Hetty58
I wasn't a bully or bullied - except by my mother!
That's so sad Hetty58. My mother put me straight when I told her that I hated a boy at school. This would have been in the second year of infants when I was about five, maybe six.
She explained that not all children have a happy home life, many get smacked by their parents for the most trivial things. That can make them think that smacking is a way of getting their own way.
It made me think, I still didn't like the boy, but I did have a different perspective of why he was like he was. Years later I found out that his father liked a drink and came home three sheets to the wind, lashing out on the boy, his siblings and their mother.
At the grammar school there was a large thug of a lad who used his size to bully all and sundry. The day I dived at him, wrapping my arms around his knees and hearing the groan as he hit the floor, is one that I've always treasured. And I have never lost my love for the game of Rugby either.
Those experiences put me in good stead for the work place. My firm had asked me to run their Birmingham distribution centre while they recruited a permanent manager. One morning my department managers were talking about getting help from a subcontractor about a couple of extra deliveries. Looking at where they were to go, I asked why "D" couldn't do them on his round. "D" was a former shop steward at British Leyland, he terrorised everyone.
My office door flew open, "D" stormed in, I ignored him. "I don't do this area," he shouted, I ignored him. He ranted and ranted. When he finally ran out of steam I said: "Have you shut up, or have I gone deaf?" He was about to reply when I pointed to the door. "Go back outside, knock on the door and wait until I say come in." Off he went into another tirade and again I ignored him. "If you want my response "D" you know what to do."
He did it, none of the staff could believe it. He knocked, I looked up as though nothing previously had happened, said: "Come in." and he did. After a more diluted protest he told me that he didn't do that area. "You don't, or you won't?" I replied, fixing a strong eye contact with him. "I don't know where it is?" He said, "But you will know when you come back this evening," I said, adding, "Off you go."
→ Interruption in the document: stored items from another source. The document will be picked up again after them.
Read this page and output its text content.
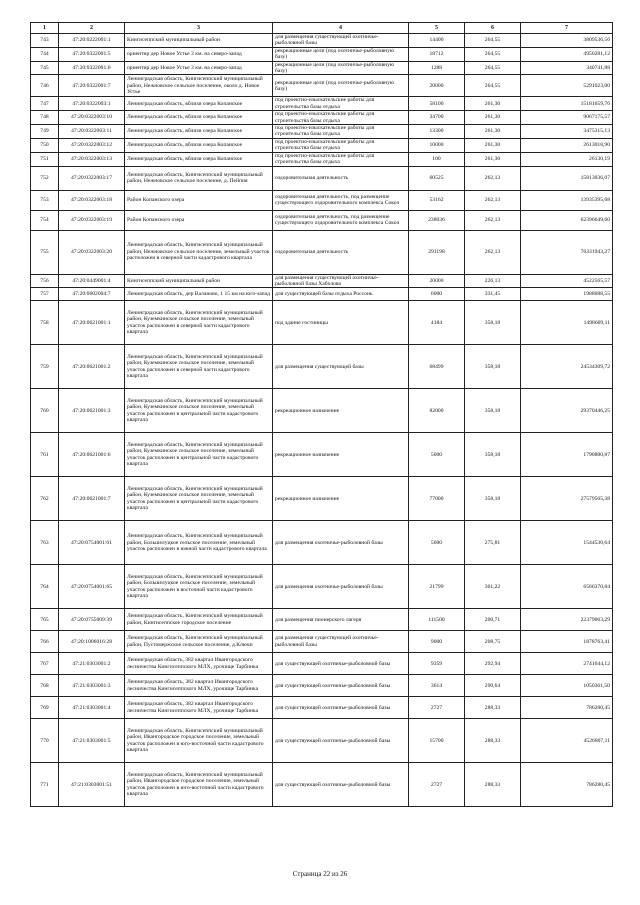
1	2	3	4	5	6	7
743	47:20:0222001:1	Кингисеппский муниципальный район	для размещения существующей охотничье-рыболовной базы	14400	264,55	3809536,56
744	47:20:0322001:5	ориентир дер Новое Устье 3 км. на северо-запад	рекреационные цели (под охотничье-рыболовную базу)	18712	264,55	4950281,12
745	47:20:0322001:6	ориентир дер Новое Устье 3 км. на северо-запад	рекреационные цели (под охотничье-рыболовную базу)	1288	264,55	340741,88
746	47:20:0322001:7	Ленинградская область, Кингисеппский муниципальный район, Нежновское сельское поселение, около д. Новое Устье	рекреационные цели (под охотничье-рыболовную базу)	20000	264,55	5291023,00
747	47:20:0322003:1	Ленинградская область, вблизи озера Копанское	под проектно-изыскательские работы для строительства базы отдыха	58100	261,30	15181659,76
748	47:20:0322003:10	Ленинградская область, вблизи озера Копанское	под проектно-изыскательские работы для строительства базы отдыха	34700	261,30	9067175,57
749	47:20:0322003:11	Ленинградская область, вблизи озера Копанское	под проектно-изыскательские работы для строительства базы отдыха	13300	261,30	3475315,13
750	47:20:0322003:12	Ленинградская область, вблизи озера Копанское	под проектно-изыскательские работы для строительства базы отдыха	10000	261,30	2613018,90
751	47:20:0322003:13	Ленинградская область, вблизи озера Копанское	под проектно-изыскательские работы для строительства базы отдыха	100	261,30	26130,19
752	47:20:0322003:17	Ленинградская область, Кингисеппский муниципальный район, Нежновское сельское поселение, д. Пейпия	оздоровительная деятельность	60525	262,13	15813036,07
753	47:20:0322003:18	Район Копанского озера	оздоровительная деятельность, под размещение существующего оздоровительного комплекса Сокол	53162	262,13	13935395,68
754	47:20:0322003:19	Район Копанского озера	оздоровительная деятельность, под размещение существующего оздоровительного комплекса Сокол	238036	262,13	62396649,60
755	47:20:0322003:20	Ленинградская область, Кингисеппский муниципальный район, Нежновское сельское поселение, земельный участок расположен в северной части кадастрового квартала	оздоровительная деятельность	291198	262,13	76331943,27
756	47:20:0449001:4	Кингисеппский муниципальный район	для размещения существующей охотничье-рыболовной базы Хаболово	20000	226,13	4522565,57
757	47:20:0602004:7	Ленинградская область, дер Валаново, 1 15 км на юго-запад	для существующей базы отдыха Россонь	6000	331,45	1988688,55
758	47:20:0621001:1	Ленинградская область, Кингисеппский муниципальный район, Куземкинское сельское поселение, земельный участок расположен в северной части кадастрового квартала	под здание гостиницы	4184	358,18	1498609,11
759	47:20:0621001:2	Ленинградская область, Кингисеппский муниципальный район, Куземкинское сельское поселение, земельный участок расположен в северной части кадастрового квартала	для размещения существующей базы	68499	358,18	24534309,72
760	47:20:0621001:3	Ленинградская область, Кингисеппский муниципальный район, Куземкинское сельское поселение, земельный участок расположен в центральной части кадастрового квартала	рекреационное назначение	82000	358,18	29370446,25
761	47:20:0621001:6	Ленинградская область, Кингисеппский муниципальный район, Куземкинское сельское поселение, земельный участок расположен в центральной части кадастрового квартала	рекреационное назначение	5000	358,18	1790880,87
762	47:20:0621001:7	Ленинградская область, Кингисеппский муниципальный район, Куземкинское сельское поселение, земельный участок расположен в центральной части кадастрового квартала	рекреационное назначение	77000	358,18	27579565,38
763	47:20:0754001:61	Ленинградская область, Кингисеппский муниципальный район, Большелуцкое сельское поселение, земельный участок расположен в южной части кадастрового квартала	для размещения охотничье-рыболовной базы	5600	275,81	1544530,64
764	47:20:0754001:65	Ленинградская область, Кингисеппский муниципальный район, Большелуцкое сельское поселение, земельный участок расположен в восточной части кадастрового квартала	для размещения охотничье-рыболовной базы	21799	301,22	6566370,84
765	47:20:0755009:39	Ленинградская область, Кингисеппский муниципальный район, Кингисеппское городское поселение	для размещения пионерского лагеря	111500	200,71	22379063,29
766	47:20:1006016:28	Ленинградская область, Кингисеппский муниципальный район, Пустомержское сельское поселение, д.Ключи	для размещения существующей охотничье-рыболовной базы	9000	208,75	1878763,41
767	47:21:0303001:2	Ленинградская область, 382 квартал Ивангородского лесничества Кингисеппского МЛХ, урочище Тарбинка	для существующей охотничье-рыболовной базы	9359	292,94	2741644,12
768	47:21:0303001:3	Ленинградская область, 382 квартал Ивангородского лесничества Кингисеппского МЛХ, урочище Тарбинка	для существующей охотничье-рыболовной базы	3614	290,64	1050361,50
769	47:21:0303001:4	Ленинградская область, 382 квартал Ивангородского лесничества Кингисеппского МЛХ, урочище Тарбинка	для существующей охотничье-рыболовной базы	2727	288,33	786280,45
770	47:21:0303001:5	Ленинградская область, Кингисеппский муниципальный район, Ивангородское городское поселение, земельный участок расположен в юго-восточной части кадастрового квартала	для существующей охотничье-рыболовной базы	15700	288,33	4526807,11
771	47:21:0303001:51	Ленинградская область, Кингисеппский муниципальный район, Ивангородское городское поселение, земельный участок расположен в юго-восточной части кадастрового квартала	для существующей охотничье-рыболовной базы	2727	288,33	786280,45
Страница 22 из 26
That evening there's was a knock on my door, looking up I saw "D." "Come in, "D" " I said. He rather sheepishly said that he would like to apologise for his rude behaviour that morning. "Gone and forgotten," I told him, then explained that the cost of subcontractors has to come from somewhere, if we keep using them what's going to be in the kitty when pay increases come around. "Point taken," he agreed. We shook hands and both acknowledged that we have jobs to do, his being as important as mine, but the manager has to manage.